I started cutting 11 years ago, when I was 12. It got worse and worse over the years until I was hospitalised in 2008 and began to recover. I was severely depressed, anxious, out of control cutting, suicidal - basically the regular bundle deal well known to the mental health field. It took me a year to recover, and I honestly thought I was past it. I was off my meds, barely had the urge to cut and was happier than I could ever remember being. In retrospect, thinking that I was completely out of the woods was pretty naive. Over the last five years I've been pretty good, had a few slip-ups here and there and briefly went back on the meds once or twice. Last year was more difficult - I had left my boyfriend of 5 years (met him in hospital, funnily enough), my extended family had disintegrated following pedophilia charges being raised against my grandfather, I was kicked out of home and my parents split up. I had just started studying Art Therapy, and the work I did in class was opening up old wounds that I was sure had healed. I began to cut again. This scared me deeply, so I began to see a psychologist again. We worked through my stuff and I honestly believed that I had FINALLY kicked my tendency to self harm. I had no more urges. I felt like the ****ing poster child for recovery. When my little sister was hospitalised for suicidal ideation and cutting, I was the go-to girl for advice, counselling, and care for my sister. I felt like my struggles were worth something because I was able to use my experience to help others, like my sister. That's partly why I am studying Art Therapy.
Fast forward to now. I am engaged to the most wonderful man (the boy I met in hospital grew up!), live in a nice apartment with my older sister/best friend, and am almost finished my Art Therapy course. I should be happy. For the last two months or so I've been feeling like I am getting more and more depressed. Twice this week I've been sobbing uncontrollably to my fiancé. Some days I find it hard to leave my bed, and feel like I have really accomplished something if I also take a shower and get dressed. My urges have also come back, and tonight they are stronger than they've been for years. I haven't completely acted on them - I pinched my wrists rather than cut, but I spent two hours tonight curled up in bed crying with a boxcutter hugged to me.

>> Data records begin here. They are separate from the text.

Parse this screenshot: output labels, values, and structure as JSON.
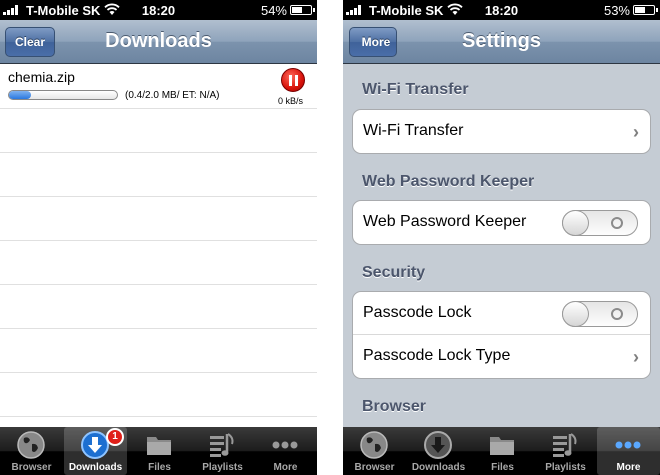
{
  "left": {
    "status": {
      "carrier": "T-Mobile SK",
      "time": "18:20",
      "battery": "54%",
      "battery_level": 0.54
    },
    "nav": {
      "title": "Downloads",
      "clear_label": "Clear"
    },
    "download": {
      "name": "chemia.zip",
      "progress": 0.2,
      "info": "(0.4/2.0 MB/ ET: N/A)",
      "speed": "0 kB/s"
    },
    "tabs": [
      {
        "label": "Browser",
        "icon": "globe-icon"
      },
      {
        "label": "Downloads",
        "icon": "download-arrow-icon",
        "badge": "1",
        "selected": true
      },
      {
        "label": "Files",
        "icon": "folder-icon"
      },
      {
        "label": "Playlists",
        "icon": "playlist-icon"
      },
      {
        "label": "More",
        "icon": "more-dots-icon"
      }
    ]
  },
  "right": {
    "status": {
      "carrier": "T-Mobile SK",
      "time": "18:20",
      "battery": "53%",
      "battery_level": 0.53
    },
    "nav": {
      "title": "Settings",
      "back_label": "More"
    },
    "sections": [
      {
        "header": "Wi-Fi Transfer",
        "rows": [
          {
            "label": "Wi-Fi Transfer",
            "accessory": "chevron"
          }
        ]
      },
      {
        "header": "Web Password Keeper",
        "rows": [
          {
            "label": "Web Password Keeper",
            "accessory": "toggle",
            "value": "off"
          }
        ]
      },
      {
        "header": "Security",
        "rows": [
          {
            "label": "Passcode Lock",
            "accessory": "toggle",
            "value": "off"
          },
          {
            "label": "Passcode Lock Type",
            "accessory": "chevron"
          }
        ]
      },
      {
        "header": "Browser",
        "rows": []
      }
    ],
    "tabs": [
      {
        "label": "Browser",
        "icon": "globe-icon"
      },
      {
        "label": "Downloads",
        "icon": "download-arrow-icon"
      },
      {
        "label": "Files",
        "icon": "folder-icon"
      },
      {
        "label": "Playlists",
        "icon": "playlist-icon"
      },
      {
        "label": "More",
        "icon": "more-dots-icon",
        "selected": true
      }
    ]
  },
  "colors": {
    "tab_selected_icon": "#3a8ee8",
    "more_selected_dots": "#5aa8ff",
    "section_header": "#4c566c",
    "settings_bg": "#c5ccd4"
  }
}
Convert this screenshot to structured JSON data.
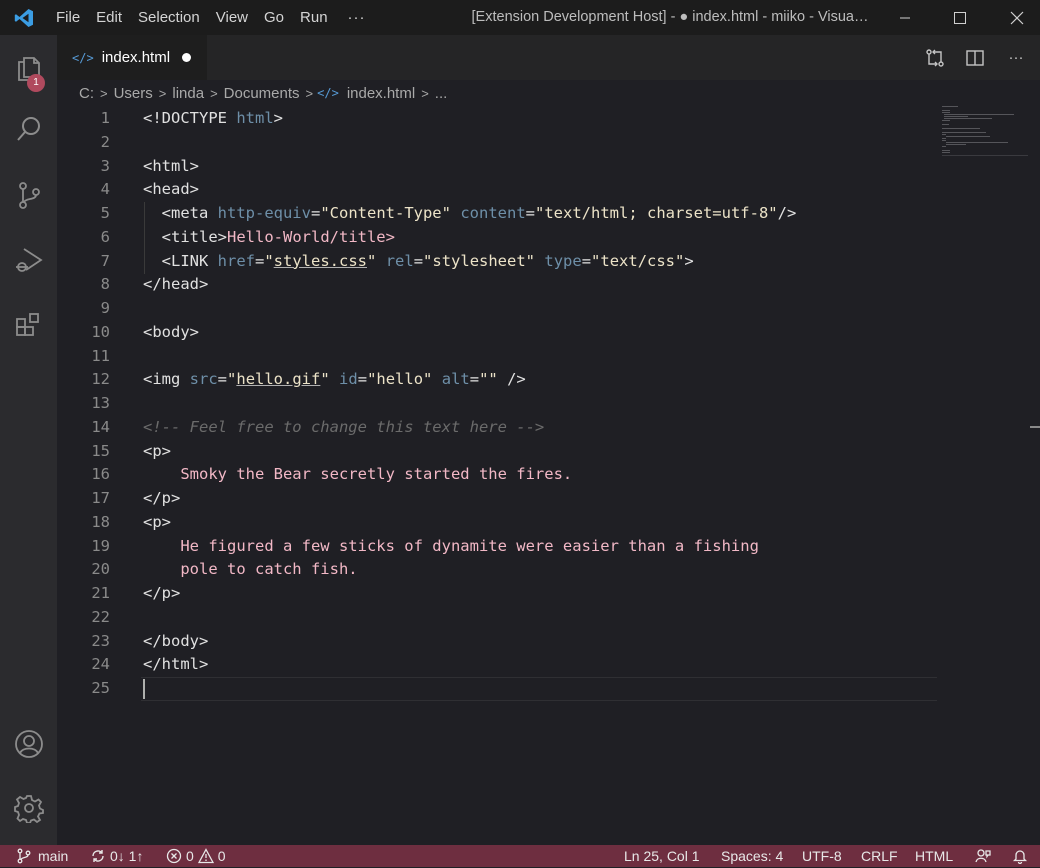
{
  "titlebar": {
    "menu": [
      "File",
      "Edit",
      "Selection",
      "View",
      "Go",
      "Run"
    ],
    "more": "···",
    "title": "[Extension Development Host] - ● index.html - miiko - Visua…"
  },
  "activitybar": {
    "items": [
      "explorer-icon",
      "search-icon",
      "source-control-icon",
      "run-debug-icon",
      "extensions-icon"
    ],
    "explorer_badge": "1",
    "bottom": [
      "account-icon",
      "settings-gear-icon"
    ]
  },
  "tab": {
    "icon": "</>",
    "label": "index.html"
  },
  "breadcrumb": {
    "parts": [
      "C:",
      "Users",
      "linda",
      "Documents"
    ],
    "file_icon": "</>",
    "file": "index.html",
    "tail": "..."
  },
  "editor": {
    "line_numbers": [
      "1",
      "2",
      "3",
      "4",
      "5",
      "6",
      "7",
      "8",
      "9",
      "10",
      "11",
      "12",
      "13",
      "14",
      "15",
      "16",
      "17",
      "18",
      "19",
      "20",
      "21",
      "22",
      "23",
      "24",
      "25"
    ],
    "lines": [
      [
        [
          "tag",
          "<!DOCTYPE "
        ],
        [
          "attr",
          "html"
        ],
        [
          "tag",
          ">"
        ]
      ],
      [],
      [
        [
          "tag",
          "<html>"
        ]
      ],
      [
        [
          "tag",
          "<head>"
        ]
      ],
      [
        [
          "tag",
          "  <meta "
        ],
        [
          "attr",
          "http-equiv"
        ],
        [
          "tag",
          "="
        ],
        [
          "str",
          "\"Content-Type\""
        ],
        [
          "tag",
          " "
        ],
        [
          "attr",
          "content"
        ],
        [
          "tag",
          "="
        ],
        [
          "str",
          "\"text/html; charset=utf-8\""
        ],
        [
          "tag",
          "/>"
        ]
      ],
      [
        [
          "tag",
          "  <title>"
        ],
        [
          "text",
          "Hello-World/title>"
        ]
      ],
      [
        [
          "tag",
          "  <LINK "
        ],
        [
          "attr",
          "href"
        ],
        [
          "tag",
          "="
        ],
        [
          "str",
          "\""
        ],
        [
          "link",
          "styles.css"
        ],
        [
          "str",
          "\""
        ],
        [
          "tag",
          " "
        ],
        [
          "attr",
          "rel"
        ],
        [
          "tag",
          "="
        ],
        [
          "str",
          "\"stylesheet\""
        ],
        [
          "tag",
          " "
        ],
        [
          "attr",
          "type"
        ],
        [
          "tag",
          "="
        ],
        [
          "str",
          "\"text/css\""
        ],
        [
          "tag",
          ">"
        ]
      ],
      [
        [
          "tag",
          "</head>"
        ]
      ],
      [],
      [
        [
          "tag",
          "<body>"
        ]
      ],
      [],
      [
        [
          "tag",
          "<img "
        ],
        [
          "attr",
          "src"
        ],
        [
          "tag",
          "="
        ],
        [
          "str",
          "\""
        ],
        [
          "link",
          "hello.gif"
        ],
        [
          "str",
          "\""
        ],
        [
          "tag",
          " "
        ],
        [
          "attr",
          "id"
        ],
        [
          "tag",
          "="
        ],
        [
          "str",
          "\"hello\""
        ],
        [
          "tag",
          " "
        ],
        [
          "attr",
          "alt"
        ],
        [
          "tag",
          "="
        ],
        [
          "str",
          "\"\""
        ],
        [
          "tag",
          " />"
        ]
      ],
      [],
      [
        [
          "comment",
          "<!-- Feel free to change this text here -->"
        ]
      ],
      [
        [
          "tag",
          "<p>"
        ]
      ],
      [
        [
          "text",
          "    Smoky the Bear secretly started the fires."
        ]
      ],
      [
        [
          "tag",
          "</p>"
        ]
      ],
      [
        [
          "tag",
          "<p>"
        ]
      ],
      [
        [
          "text",
          "    He figured a few sticks of dynamite were easier than a fishing"
        ]
      ],
      [
        [
          "text",
          "    pole to catch fish."
        ]
      ],
      [
        [
          "tag",
          "</p>"
        ]
      ],
      [],
      [
        [
          "tag",
          "</body>"
        ]
      ],
      [
        [
          "tag",
          "</html>"
        ]
      ],
      []
    ]
  },
  "statusbar": {
    "branch": "main",
    "sync": "0↓ 1↑",
    "errors": "0",
    "warnings": "0",
    "position": "Ln 25, Col 1",
    "spaces": "Spaces: 4",
    "encoding": "UTF-8",
    "eol": "CRLF",
    "language": "HTML"
  }
}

I am really scared I'm slipping back. Not only that, but how could I ever, EVER presume to be a mental health professional if I can't even take care of myself? I feel like a ****ing phony. I haven't been to class and have stopped working on my assignments because I'm a fake. I can't use my experience of recovery from self harm and depression to help people if I never actually recovered! I don't know what to do. I'm supposed to be getting married in 4 months, and graduating in 3. I just want to curl up and forget about the world, be alone so I am accountable to no one about my mental state or my self harm. I need to find a job, I think a contributing factor to my current state is that I've been unemployed for a few moths. I feel so goddamn useless.
Sorry for the rant and wall of text.